The Children Act 1989
The Children Act 1989 is the relevant statute that relates to the welfare of children. Its key elements are as follows:
- The paramountcy principle: This states that the welfare of children is at all times paramount and overrides all other considerations.
- The welfare checklist: This refers to a list of factors that are used to ensure that any decision made by the statutory agencies is done so with the child’s best interests in mind. These factors include:
- the child’s physical, emotional and educational needs
- the perceived effect (positive or otherwise) of changing their environment
- the child’s wishes and views wherever possible
- the capability of the child’s parents to meet their needs.
- The no delay/no order principle: No delay should occur in making decisions about a child’s future and courts should not make an order unless it is absolutely in the child’s best interests to do so.
Implications for GPs
- Although GPs provide care for people of all ages, their primary responsibility lies with the child.
- GPs who encounter children in need of protection should discuss their concerns either with social services or with named paediatricians who have a special interest in child protection.

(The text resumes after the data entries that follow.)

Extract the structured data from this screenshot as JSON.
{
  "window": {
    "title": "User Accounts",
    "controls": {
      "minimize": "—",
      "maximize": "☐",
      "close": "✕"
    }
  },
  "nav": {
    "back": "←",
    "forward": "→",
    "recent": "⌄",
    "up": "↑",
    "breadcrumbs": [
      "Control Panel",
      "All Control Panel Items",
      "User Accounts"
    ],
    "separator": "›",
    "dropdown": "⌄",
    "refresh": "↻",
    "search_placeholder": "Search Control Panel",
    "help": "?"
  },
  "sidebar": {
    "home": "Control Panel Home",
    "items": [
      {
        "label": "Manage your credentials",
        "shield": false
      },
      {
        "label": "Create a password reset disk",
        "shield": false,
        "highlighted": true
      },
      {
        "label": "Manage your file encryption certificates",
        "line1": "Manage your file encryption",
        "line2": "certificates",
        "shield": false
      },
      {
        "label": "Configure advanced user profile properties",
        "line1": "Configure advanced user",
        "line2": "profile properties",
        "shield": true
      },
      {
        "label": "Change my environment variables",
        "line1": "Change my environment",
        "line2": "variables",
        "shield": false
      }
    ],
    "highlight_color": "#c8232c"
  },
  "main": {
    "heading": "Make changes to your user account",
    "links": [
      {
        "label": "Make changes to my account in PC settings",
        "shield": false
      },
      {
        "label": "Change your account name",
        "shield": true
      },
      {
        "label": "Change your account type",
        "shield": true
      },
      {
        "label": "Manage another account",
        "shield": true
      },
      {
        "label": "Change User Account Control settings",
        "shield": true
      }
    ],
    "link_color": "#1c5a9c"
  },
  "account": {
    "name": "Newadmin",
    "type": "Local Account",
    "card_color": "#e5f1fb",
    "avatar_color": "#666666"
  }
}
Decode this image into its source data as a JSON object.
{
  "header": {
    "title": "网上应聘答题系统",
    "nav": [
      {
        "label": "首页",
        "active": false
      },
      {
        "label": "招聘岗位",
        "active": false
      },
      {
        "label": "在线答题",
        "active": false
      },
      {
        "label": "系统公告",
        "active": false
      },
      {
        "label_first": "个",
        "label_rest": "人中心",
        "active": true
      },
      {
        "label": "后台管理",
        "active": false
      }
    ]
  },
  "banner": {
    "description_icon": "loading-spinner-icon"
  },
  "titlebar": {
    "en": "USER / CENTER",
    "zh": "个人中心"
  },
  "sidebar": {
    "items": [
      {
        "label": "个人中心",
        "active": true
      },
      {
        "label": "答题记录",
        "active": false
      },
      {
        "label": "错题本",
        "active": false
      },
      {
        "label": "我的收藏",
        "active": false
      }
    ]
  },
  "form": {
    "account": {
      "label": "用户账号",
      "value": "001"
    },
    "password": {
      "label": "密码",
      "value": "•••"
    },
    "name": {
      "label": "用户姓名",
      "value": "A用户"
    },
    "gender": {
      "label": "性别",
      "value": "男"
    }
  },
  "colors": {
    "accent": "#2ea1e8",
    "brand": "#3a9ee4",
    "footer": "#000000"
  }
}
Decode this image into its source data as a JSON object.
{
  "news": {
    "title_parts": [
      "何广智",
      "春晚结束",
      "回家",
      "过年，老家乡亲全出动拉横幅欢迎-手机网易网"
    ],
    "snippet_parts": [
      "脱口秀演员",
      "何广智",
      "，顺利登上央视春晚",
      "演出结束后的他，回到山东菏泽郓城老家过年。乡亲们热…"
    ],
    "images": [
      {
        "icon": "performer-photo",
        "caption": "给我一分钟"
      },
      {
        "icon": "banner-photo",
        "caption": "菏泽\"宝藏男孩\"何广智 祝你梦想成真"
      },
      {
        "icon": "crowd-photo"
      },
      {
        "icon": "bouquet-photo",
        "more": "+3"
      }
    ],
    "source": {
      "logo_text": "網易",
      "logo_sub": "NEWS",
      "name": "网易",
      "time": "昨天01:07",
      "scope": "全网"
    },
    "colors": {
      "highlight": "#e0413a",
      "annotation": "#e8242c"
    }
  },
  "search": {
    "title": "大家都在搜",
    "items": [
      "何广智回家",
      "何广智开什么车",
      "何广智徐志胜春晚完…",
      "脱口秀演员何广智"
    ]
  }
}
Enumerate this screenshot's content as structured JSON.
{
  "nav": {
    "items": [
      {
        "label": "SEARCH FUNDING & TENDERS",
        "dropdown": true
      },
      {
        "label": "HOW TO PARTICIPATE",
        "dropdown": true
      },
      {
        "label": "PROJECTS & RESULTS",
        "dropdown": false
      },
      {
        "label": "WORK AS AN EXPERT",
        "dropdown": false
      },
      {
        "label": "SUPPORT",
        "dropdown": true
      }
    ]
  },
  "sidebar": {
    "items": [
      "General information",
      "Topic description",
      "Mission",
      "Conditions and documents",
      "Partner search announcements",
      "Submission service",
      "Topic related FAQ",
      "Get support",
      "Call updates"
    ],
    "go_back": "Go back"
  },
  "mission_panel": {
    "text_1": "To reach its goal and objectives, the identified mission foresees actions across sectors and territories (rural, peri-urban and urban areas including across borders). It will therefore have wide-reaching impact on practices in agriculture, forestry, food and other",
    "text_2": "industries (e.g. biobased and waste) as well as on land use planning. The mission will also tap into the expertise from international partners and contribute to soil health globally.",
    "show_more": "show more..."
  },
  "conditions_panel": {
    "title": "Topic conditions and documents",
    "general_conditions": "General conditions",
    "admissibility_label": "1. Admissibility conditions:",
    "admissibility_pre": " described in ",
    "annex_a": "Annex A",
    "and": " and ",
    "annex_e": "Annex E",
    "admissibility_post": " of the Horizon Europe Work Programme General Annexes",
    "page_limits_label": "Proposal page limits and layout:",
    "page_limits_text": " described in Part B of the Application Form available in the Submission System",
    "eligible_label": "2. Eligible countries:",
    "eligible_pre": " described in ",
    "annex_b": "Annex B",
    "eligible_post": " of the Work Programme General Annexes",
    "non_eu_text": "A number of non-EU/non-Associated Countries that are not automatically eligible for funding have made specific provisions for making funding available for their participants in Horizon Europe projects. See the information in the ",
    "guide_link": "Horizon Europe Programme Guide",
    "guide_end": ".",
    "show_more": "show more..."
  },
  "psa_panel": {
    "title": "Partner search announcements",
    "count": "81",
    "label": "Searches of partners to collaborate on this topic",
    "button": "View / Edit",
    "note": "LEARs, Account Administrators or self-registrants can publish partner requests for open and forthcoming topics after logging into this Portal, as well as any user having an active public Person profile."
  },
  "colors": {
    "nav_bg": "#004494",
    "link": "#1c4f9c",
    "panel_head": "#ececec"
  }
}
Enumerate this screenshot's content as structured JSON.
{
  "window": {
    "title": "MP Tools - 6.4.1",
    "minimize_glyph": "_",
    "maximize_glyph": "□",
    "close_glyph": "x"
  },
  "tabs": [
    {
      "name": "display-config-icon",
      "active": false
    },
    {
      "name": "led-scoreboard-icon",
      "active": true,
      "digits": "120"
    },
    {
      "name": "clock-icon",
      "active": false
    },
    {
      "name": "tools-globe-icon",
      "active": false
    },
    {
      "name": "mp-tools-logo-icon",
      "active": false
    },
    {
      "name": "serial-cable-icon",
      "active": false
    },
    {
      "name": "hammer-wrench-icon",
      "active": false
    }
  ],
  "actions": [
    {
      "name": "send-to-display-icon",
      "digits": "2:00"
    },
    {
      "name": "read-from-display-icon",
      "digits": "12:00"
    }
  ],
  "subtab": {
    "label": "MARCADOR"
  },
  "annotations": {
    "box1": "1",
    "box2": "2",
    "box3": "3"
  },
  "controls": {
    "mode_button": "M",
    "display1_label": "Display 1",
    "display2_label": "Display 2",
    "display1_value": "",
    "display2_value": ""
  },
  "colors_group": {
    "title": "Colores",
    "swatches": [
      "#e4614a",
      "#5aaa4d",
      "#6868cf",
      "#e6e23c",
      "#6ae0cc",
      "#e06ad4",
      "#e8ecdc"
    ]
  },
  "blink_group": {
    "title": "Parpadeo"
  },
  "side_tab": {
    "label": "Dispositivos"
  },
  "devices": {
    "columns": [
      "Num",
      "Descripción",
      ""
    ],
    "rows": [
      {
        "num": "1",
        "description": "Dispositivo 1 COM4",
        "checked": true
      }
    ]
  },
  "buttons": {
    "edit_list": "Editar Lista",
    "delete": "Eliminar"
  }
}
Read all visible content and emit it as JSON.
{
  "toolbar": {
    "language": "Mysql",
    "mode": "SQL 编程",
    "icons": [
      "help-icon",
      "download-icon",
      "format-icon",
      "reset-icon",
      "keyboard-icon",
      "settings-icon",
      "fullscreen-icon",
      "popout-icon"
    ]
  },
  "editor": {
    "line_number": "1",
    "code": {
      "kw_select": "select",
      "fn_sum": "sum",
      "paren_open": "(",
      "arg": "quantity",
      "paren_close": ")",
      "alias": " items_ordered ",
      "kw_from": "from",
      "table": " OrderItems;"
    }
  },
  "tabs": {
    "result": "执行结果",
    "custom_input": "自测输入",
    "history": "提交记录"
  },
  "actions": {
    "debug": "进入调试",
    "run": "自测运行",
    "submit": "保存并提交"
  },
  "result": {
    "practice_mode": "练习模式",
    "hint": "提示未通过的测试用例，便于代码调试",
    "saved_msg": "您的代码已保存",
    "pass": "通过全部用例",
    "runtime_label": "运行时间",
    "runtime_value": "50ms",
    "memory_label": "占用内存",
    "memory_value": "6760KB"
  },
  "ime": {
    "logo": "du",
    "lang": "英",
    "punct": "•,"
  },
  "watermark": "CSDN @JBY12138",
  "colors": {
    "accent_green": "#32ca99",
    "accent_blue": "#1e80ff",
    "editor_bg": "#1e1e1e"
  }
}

- Sharing of information is a focal point of the child protection process. The Child Protection Case Conference represents the principle venue whereby this happens. Although attendance at conferences might not always be possible, it is important that the views of GPs are represented at conferences by means of a written report.
- All health professionals who have concerns regarding the welfare of children must maintain accurate and contemporaneous clinical notes.
- GPs are uniquely placed to provide continuing support for vulnerable families.